Bulletin de Reinhard.

Cassel, le 2 juin 1813.

On dit que les ennemis annoncent le projet de faire une pointe sur Cassel. Enflés par quelques succès, il ne serait pas en effet impossible qu'ils poussassent leur témérité à ce point. Il est vrai qu'avec ce qui est parti pour Minden nous aurions 4 à 5,000 hommes d'infanterie et environ 1,000 chevaux à leur opposer: mais quelles troupes et comment dirigées? Si cela continue, de surprise en surprise, ou même avertis mais mal informés, sans prudence, sans ensemble, nous serons détruits en détail.

Depuis plus de trois mois que le roi est à Napoléonshöhe, je n'ai eu l'honneur d'approcher de Sa Majesté qu'une seule fois. Mais M. de Furstenstein continue à être invisible: son cabinet est au salon de service. M. Siméon est toujours, M. de Höne, M. de Bongars sont tour à tour du voyage. M. de Höne avait été malade: il est retourné aujourd'hui à Napoléonshöhe. Il doit, dit-on, proposer au roi de mettre toutes ses forces disponibles sous les ordres du général Teste. Il est à prévoir que cette proposition ne sera point agréée. Le roi paraît se trouver de nouveau dans un de ces accès de dégoût où, se livrant à l'apathie, il cherche des distractions dans des plaisirs dont le secret n'est pas assez gardé pour ne point faire une impression fâcheuse sur le public. Je ne méconnais point ce qu'en ce moment la situation du roi a de pénible sous tant de rapports que je connais et peut-être sous quelques rapports que j'ignore: mais le travail et le dévouement surmonteraient facilement des peines qu'on ne se serait pas attirées soi-même, et ce sont ces dernières qui sont poignantes et qui découragent. Au milieu de tout cela, on se croit trop petit souverain avec deux millions d'âmes: on s'en sépare d'affection et d'intérêts. On est jaloux des conseils, on s'impatiente de la vérité. Voilà près de cinq ans depuis que Sa Majesté impériale a daigné me confier la mission de Westphalie; et laissant à part ce qui doit être imputé à des événements qui n'ont pas dépendu du gouvernement de ce royaume, je ne puis me dissimuler, je ne puis, quelque chagrin que j'en aie, dissimuler à Votre Excellence qu'en principes d'administration, en talents et en connaissances, en moralité surtout, les choses y sont toujours allées en empirant.

Bulletin.

Cassel, 20 mai 1813.

Une semaine passée en voyage à Napoléonshöhe me met à portée d'en décrire les usages et de rendre compte du genre habituel de vie que le roi a adopté dans cette résidence d'été.

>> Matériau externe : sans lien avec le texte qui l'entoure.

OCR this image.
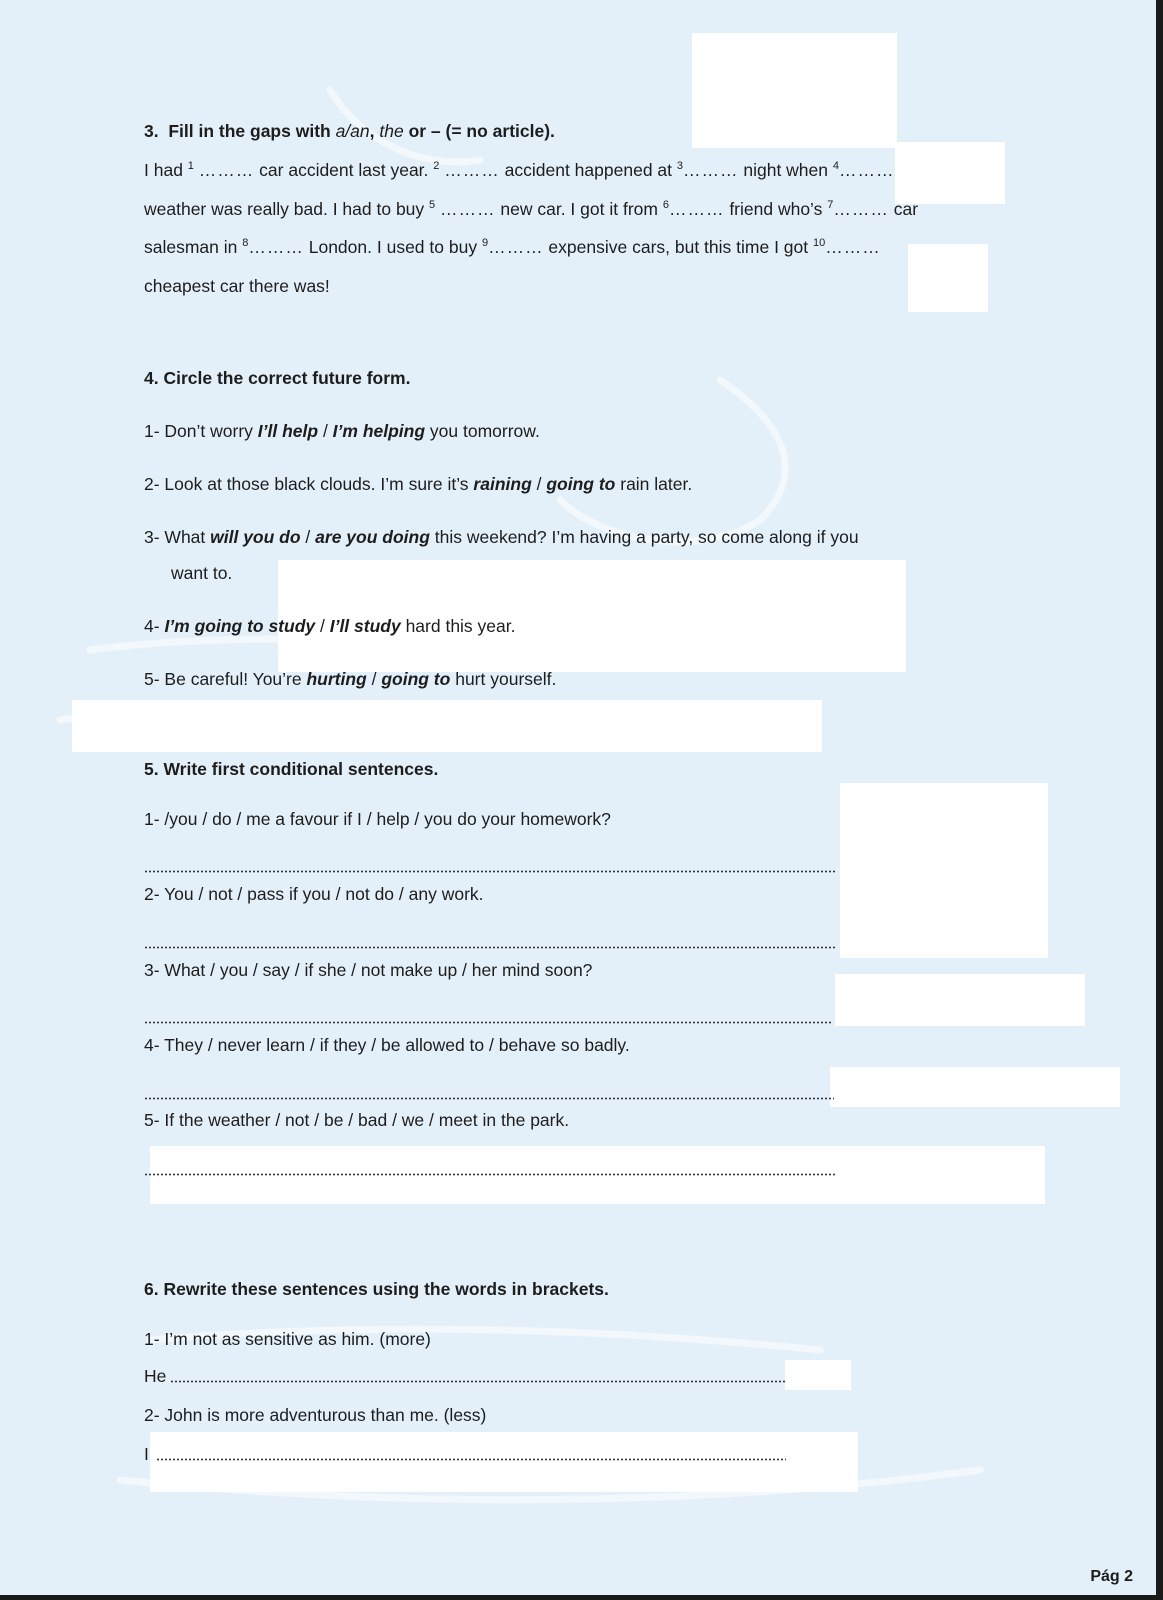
3. Fill in the gaps with a/an, the or – (= no article).
I had $^1$ ……… car accident last year. $^2$ ……… accident happened at $^3$……… night when $^4$………
weather was really bad. I had to buy $^5$ ……… new car. I got it from $^6$……… friend who’s $^7$……… car
salesman in $^8$……… London. I used to buy $^9$……… expensive cars, but this time I got $^{10}$………
cheapest car there was!
4. Circle the correct future form.
1- Don’t worry I’ll help / I’m helping you tomorrow.
2- Look at those black clouds. I’m sure it’s raining / going to rain later.
3- What will you do / are you doing this weekend? I’m having a party, so come along if you
want to.
4- I’m going to study / I’ll study hard this year.
5- Be careful! You’re hurting / going to hurt yourself.
5. Write first conditional sentences.
1- /you / do / me a favour if I / help / you do your homework?
2- You / not / pass if you / not do / any work.
3- What / you / say / if she / not make up / her mind soon?
4- They / never learn / if they / be allowed to / behave so badly.
5- If the weather / not / be / bad / we / meet in the park.
6. Rewrite these sentences using the words in brackets.
1- I’m not as sensitive as him. (more)
He
2- John is more adventurous than me. (less)
I
Pág 2
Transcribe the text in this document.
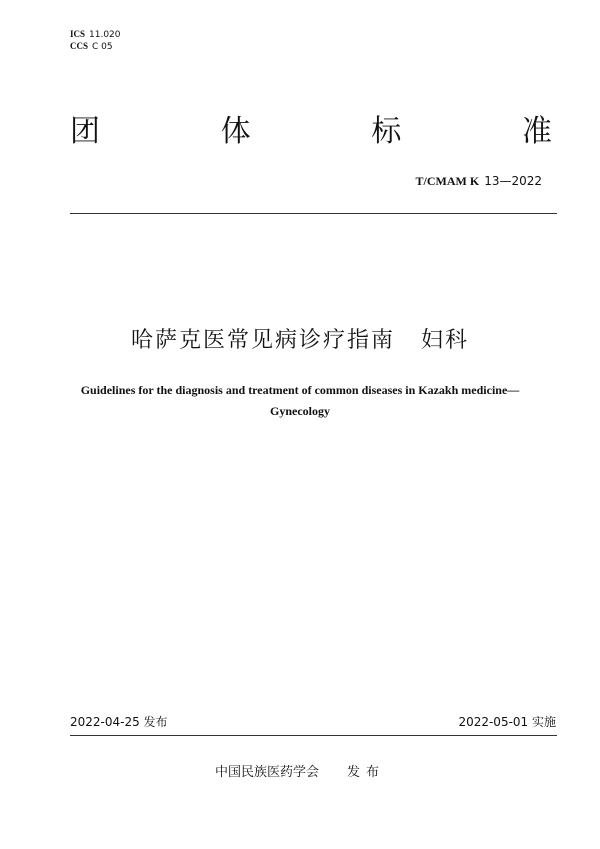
ICS 11.020
CCS C 05
团	体	标	准
T/CMAM K 13—2022
哈萨克医常见病诊疗指南 妇科
Guidelines for the diagnosis and treatment of common diseases in Kazakh medicine—
Gynecology
2022-04-25 发布	2022-05-01 实施
中国民族医药学会 发布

Le costume de voyage est un petit uniforme bleu, brodé en argent, pantalon bleu et bottes à l'écuyère. On garde ce costume jusqu'à l'heure du dîner excepté les dimanches et jeudis, jours où tous ceux qui ont les grandes entrées paraissent au lever du roi.

La semaine de voyage commence dimanche au soir et finit le dimanche suivant après le spectacle. Les invités sont rarement au-dessus du nombre huit, quatre hommes et quatre femmes. Rarement les femmes et les maris sont invités ensemble. Dans la semaine passée, nous étions au nombre de six. Le ministre de la guerre, le baron de Schulte, conseiller d'État, la comtesse de Furstenstein, madame la comtesse de Jagow, femme d'un chambellan du roi, madame Chabert, femme du capitaine de la garde, madame de Schlicher, dame du palais, étaient de semaine.

Le lever a lieu vers les dix heures. À 11 heures, déjeuner; à 6 heures ½, dîner. Il n'y a rien de recherché, ni dans les plats, ni dans les vins; la table est bien servie, mais sans profusion. Le roi déjeune et dîne seul: il est cependant d'usage d'inviter une fois à dîner et une fois à déjeuner à la table de S. M. les personnes du voyage. Le déjeuner eut lieu à Schönfeld, petite maison de campagne du roi située entre le parc de Cassel et Napoléonshöhe, et le dîner à Mouland, petit village chinois bâti par l'ancien électeur et dont les maisons, encore en état de servir, viennent d'être réparées et remeublées avec une simplicité élégante.